Uitsluitend op speciale bestelling leverbaar, vanzelfsprekend. En door de vakman in elkaar gezet, alhoewel dat arbeidstechnische begrip
in Italië iets heel anders vertegenwoordigde dan in Zweden. Anders gezegd: men sloeg er bij Bertone gewoon een slag naar.
Als het maar ergens op leek... Goed voor het oog van 't kerkvolk, zogezegd.
Snijbrander
Het ontwerptalent van Bertone's studio in Turijn was boven elke twijfel verheven. Zo had men er goed in de smiezen dat je bij het
uitrekken van een auto de verhoudingen scherp moest bewaken. Het ten bate van het instapcomfort verlengde achterportier kreeg gezelschap
van een gelijkwaardige buurman, waartoe het langere voorportier van een 242 (tweedeurs) als donor diende. Er gingen enkele centimeters af,
om overdreven toestanden in de aanblik te voorkomen. Bertone gebruikte sowieso 242-koetswerken als basis, vanwege het achterscherm dat tot
aan het voorportier doorliep. Ook daar ging de snijbrander in, maar er bleef een aanzienlijk stuk over met ruimte voor een brede, vaste zijruit.
Zo viel de verlenging optisch in drie delen uiteen, wat een naar rato behoorlijk harmonieus geheel opleverde. Alsof de achterportieren
nog niet breed genoeg waren besloot men ze ook een extra grote openingshoek te geven; vooral prettig voor degenen die de
wegklapbare 'tolkenstoeltjes' welke de middelste rij vormden moesten bezetten. In de salon wist Bertone met bemoeienis van de Zweden
een huiselijke sfeer te scheppen, door kwistig te strooien met lappen hout en zo'n beetje alles wat er dan nog resteerde met pluche te bedekken.
Wie dat wenste, bijvoorbeeld voor taxigebruik, kon ook 'kippenleer' bestellen. Een begrafenisondernemer uit Haarlem deed dat.
Hij kocht vier van deze auto's.
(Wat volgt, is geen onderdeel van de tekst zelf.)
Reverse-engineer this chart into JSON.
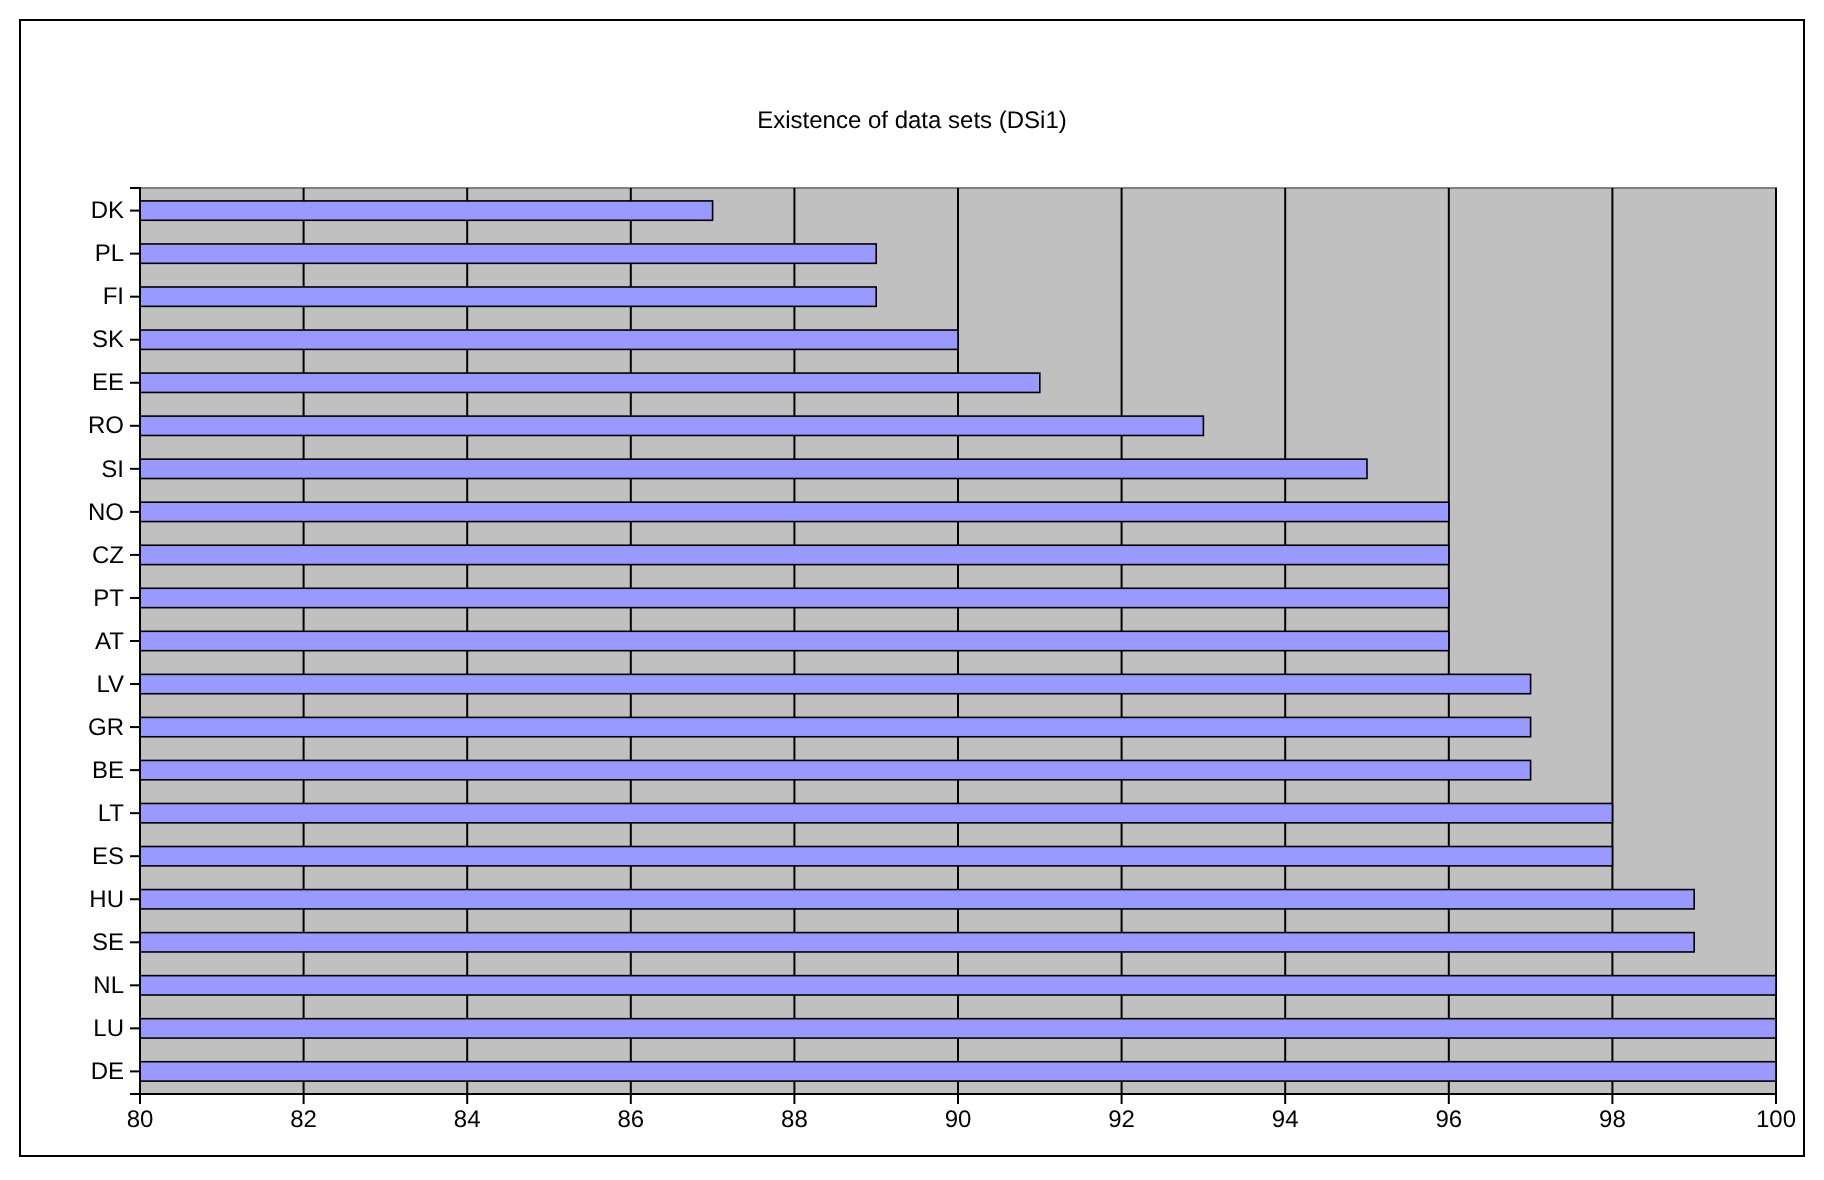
{
  "chart_data": {
    "type": "bar",
    "title": "Existence of data sets (DSi1)",
    "orientation": "horizontal",
    "categories": [
      "DK",
      "PL",
      "FI",
      "SK",
      "EE",
      "RO",
      "SI",
      "NO",
      "CZ",
      "PT",
      "AT",
      "LV",
      "GR",
      "BE",
      "LT",
      "ES",
      "HU",
      "SE",
      "NL",
      "LU",
      "DE"
    ],
    "values": [
      87,
      89,
      89,
      90,
      91,
      93,
      95,
      96,
      96,
      96,
      96,
      97,
      97,
      97,
      98,
      98,
      99,
      99,
      100,
      100,
      100
    ],
    "color": "#9999ff",
    "xlim": [
      80,
      100
    ],
    "xticks": [
      80,
      82,
      84,
      86,
      88,
      90,
      92,
      94,
      96,
      98,
      100
    ],
    "grid": "x"
  }
}
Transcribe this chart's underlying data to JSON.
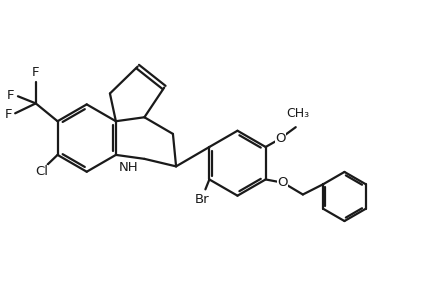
{
  "bg_color": "#ffffff",
  "line_color": "#1a1a1a",
  "line_width": 1.6,
  "font_size": 9.5,
  "figsize": [
    4.23,
    2.88
  ],
  "dpi": 100,
  "xlim": [
    0,
    10.5
  ],
  "ylim": [
    0,
    7.2
  ]
}
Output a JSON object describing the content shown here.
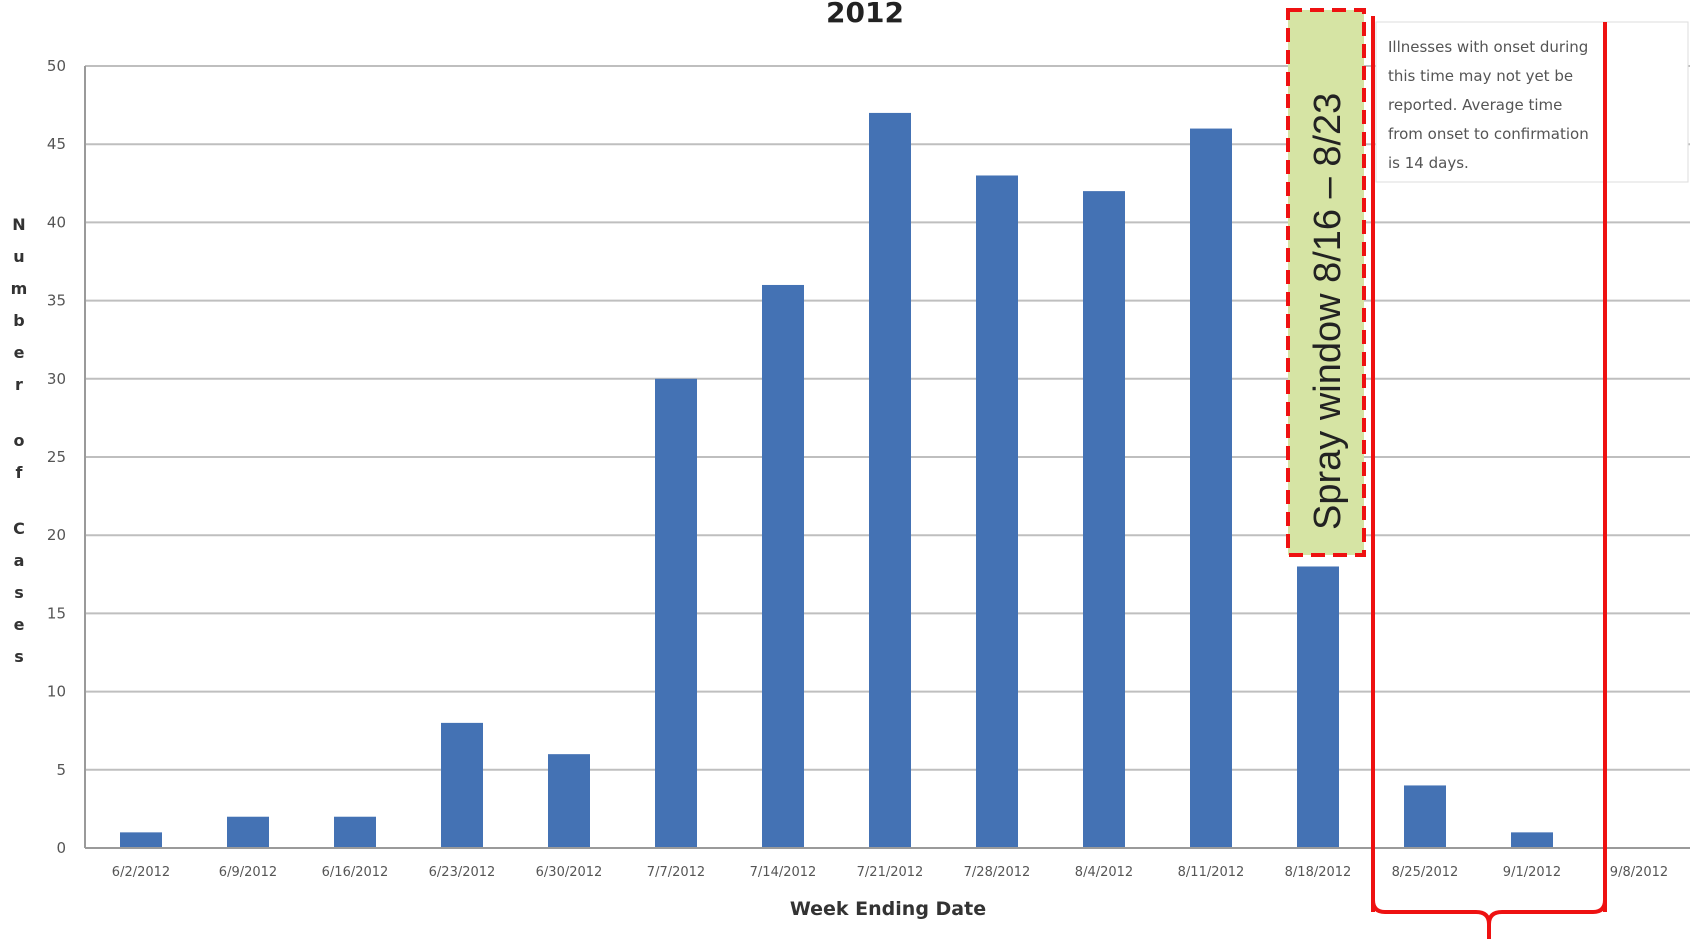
{
  "chart_data": {
    "type": "bar",
    "title": "2012",
    "xlabel": "Week Ending Date",
    "ylabel": "Number of Cases",
    "ylim": [
      0,
      50
    ],
    "yticks": [
      0,
      5,
      10,
      15,
      20,
      25,
      30,
      35,
      40,
      45,
      50
    ],
    "grid": true,
    "categories": [
      "6/2/2012",
      "6/9/2012",
      "6/16/2012",
      "6/23/2012",
      "6/30/2012",
      "7/7/2012",
      "7/14/2012",
      "7/21/2012",
      "7/28/2012",
      "8/4/2012",
      "8/11/2012",
      "8/18/2012",
      "8/25/2012",
      "9/1/2012",
      "9/8/2012"
    ],
    "values": [
      1,
      2,
      2,
      8,
      6,
      30,
      36,
      47,
      43,
      42,
      46,
      18,
      4,
      1,
      0
    ],
    "colors": {
      "bar": "#4472b4",
      "annotation": "#ee1111",
      "spray_fill": "#d6e4a4",
      "grid": "#bfbfbf"
    },
    "annotations": {
      "spray_window": "Spray window 8/16 – 8/23",
      "note_lines": [
        "Illnesses with onset during",
        "this time may not yet be",
        "reported.  Average time",
        "from onset to confirmation",
        "is 14 days."
      ]
    }
  }
}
Elke 264TE werd minimaal bedeeld met airconditioning, elektrische aansturing van de antenne,
de vier zijruiten en beide buitenspiegels, leeslampjes bij de achterste zijruiten plus een opklapbare midden armsteun achter met een bergvak,
waarin men desgewenst een telefoon verwerkte.